“Skills for kids,” Zenhabits.com. This is an excellent list of skills which would be useful to everyone. Good to teach them to kids when they are young. (For my audience, just ignore the whole “zen” thing in the title.)
The one item on this list that we have to balance on is tolerance. It’s a difficult thing to do. We use phrases like “hate the sin, love the sinner” to express this desire. We can’t say that something is okay when it’s not. But we have to love people as Jesus did. So maybe we should replace the phrase “tolerance” in this list with “charity” or “love”?
{ 2 comments… read them below or add one }
Good stuff, but nowhere near as new as the author (Leo Babauta) makes it sound.
To me it is the difference between training and education. In the former one learns a set of skills. In the latter one learns how to learn.

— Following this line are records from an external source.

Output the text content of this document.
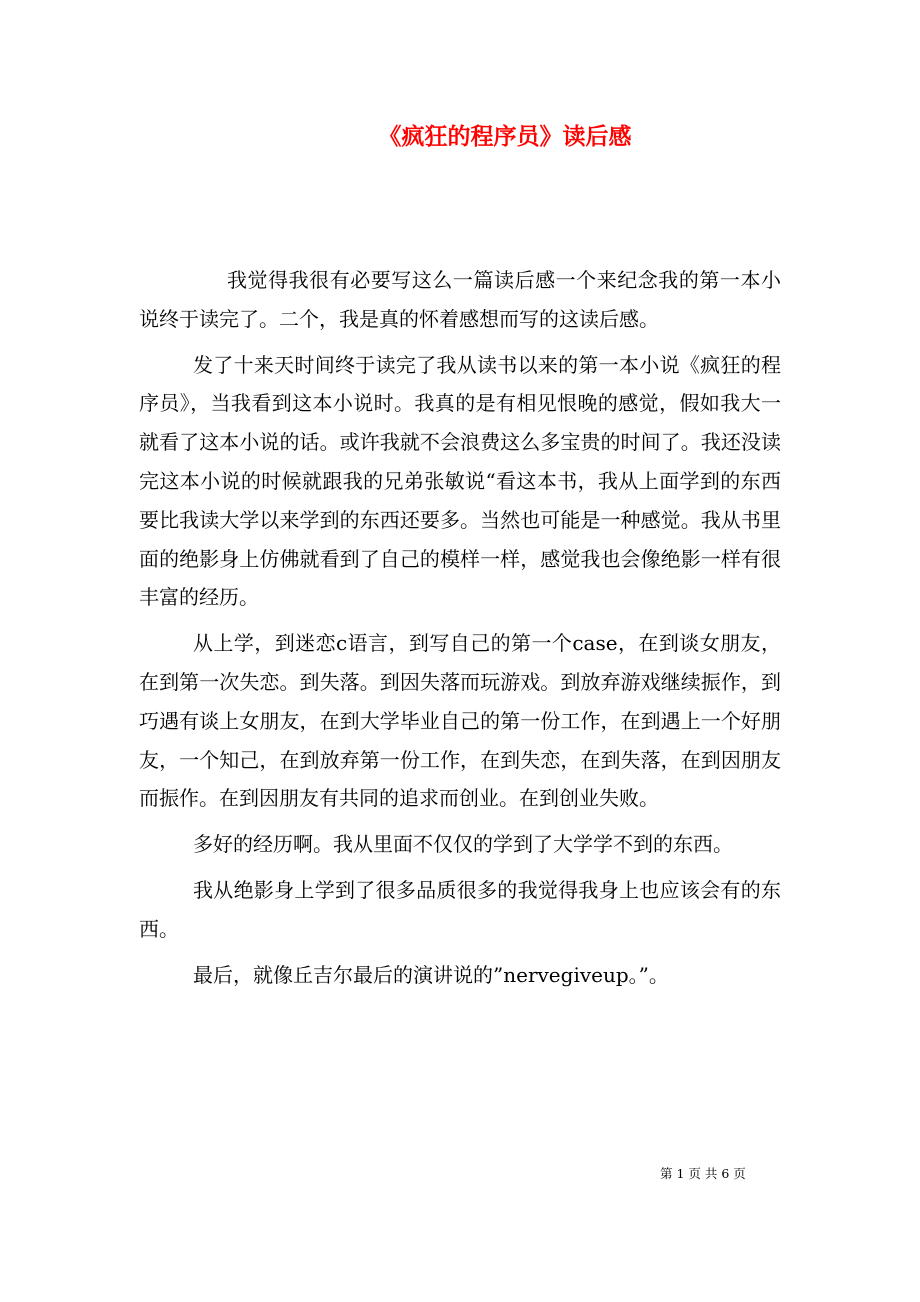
《疯狂的程序员》读后感

我觉得我很有必要写这么一篇读后感一个来纪念我的第一本小说终于读完了。二个，我是真的怀着感想而写的这读后感。

发了十来天时间终于读完了我从读书以来的第一本小说《疯狂的程序员》，当我看到这本小说时。我真的是有相见恨晚的感觉，假如我大一就看了这本小说的话。或许我就不会浪费这么多宝贵的时间了。我还没读完这本小说的时候就跟我的兄弟张敏说“看这本书，我从上面学到的东西要比我读大学以来学到的东西还要多。当然也可能是一种感觉。我从书里面的绝影身上仿佛就看到了自己的模样一样，感觉我也会像绝影一样有很丰富的经历。

从上学，到迷恋c语言，到写自己的第一个case，在到谈女朋友，在到第一次失恋。到失落。到因失落而玩游戏。到放弃游戏继续振作，到巧遇有谈上女朋友，在到大学毕业自己的第一份工作，在到遇上一个好朋友，一个知己，在到放弃第一份工作，在到失恋，在到失落，在到因朋友而振作。在到因朋友有共同的追求而创业。在到创业失败。

多好的经历啊。我从里面不仅仅的学到了大学学不到的东西。

我从绝影身上学到了很多品质很多的我觉得我身上也应该会有的东西。

最后，就像丘吉尔最后的演讲说的”nervegiveup。”。

第 1 页 共 6 页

A former Dean of the School of Engineering at Robert College (now Boğaziçi University), Istanbul, had written a paper to this effect which I found in my desk when I started to teach there in 1969. And it was a principle I had to large extent learned through some combination of my home life and the teaching methods in my small (~15 per class, two classes to a room), rural, 1940-50s grade and high schools. Training in skills was not lacking. [Although the selection was very limited. I took bookkeeping as my elective as a 10th grader, since it was the only elective there was
]. We learned things such as the proper ways to fold letters, as well as our times tables, and cursive writing (at which I am still a total flop). These were, however, somehow taught in a manner which taught us how to learn, how to teach ourselves. This was certainly reinforced by my 1950s college (RPI) and 1960s grad school (RPI and MIT) education. The first time I became conscious of the fact that I had been and was being taught to learn was in grad school. Then the Dean’s paper at Robert College put it down in black and white.
One thing that to me seems very important: Training in skills was not abandoned in my education at any level. Certain skills were essential, whether they be correct spelling or the ability to effectively use partial differential equations. And they were emphasized, not ignored. These skills were, however, taught in such a way as to teach me how to learn. I suspect that a very important aspect of this was an ever-present appeal to our needing to understand why, not just how, something was done the way it was. Why did one fold a letter in a particular way? Why does 7 + 2 = 9? Why do these things make sense?
Wisdom is the understanding of knowledge. Just ask Solomon’s teacher.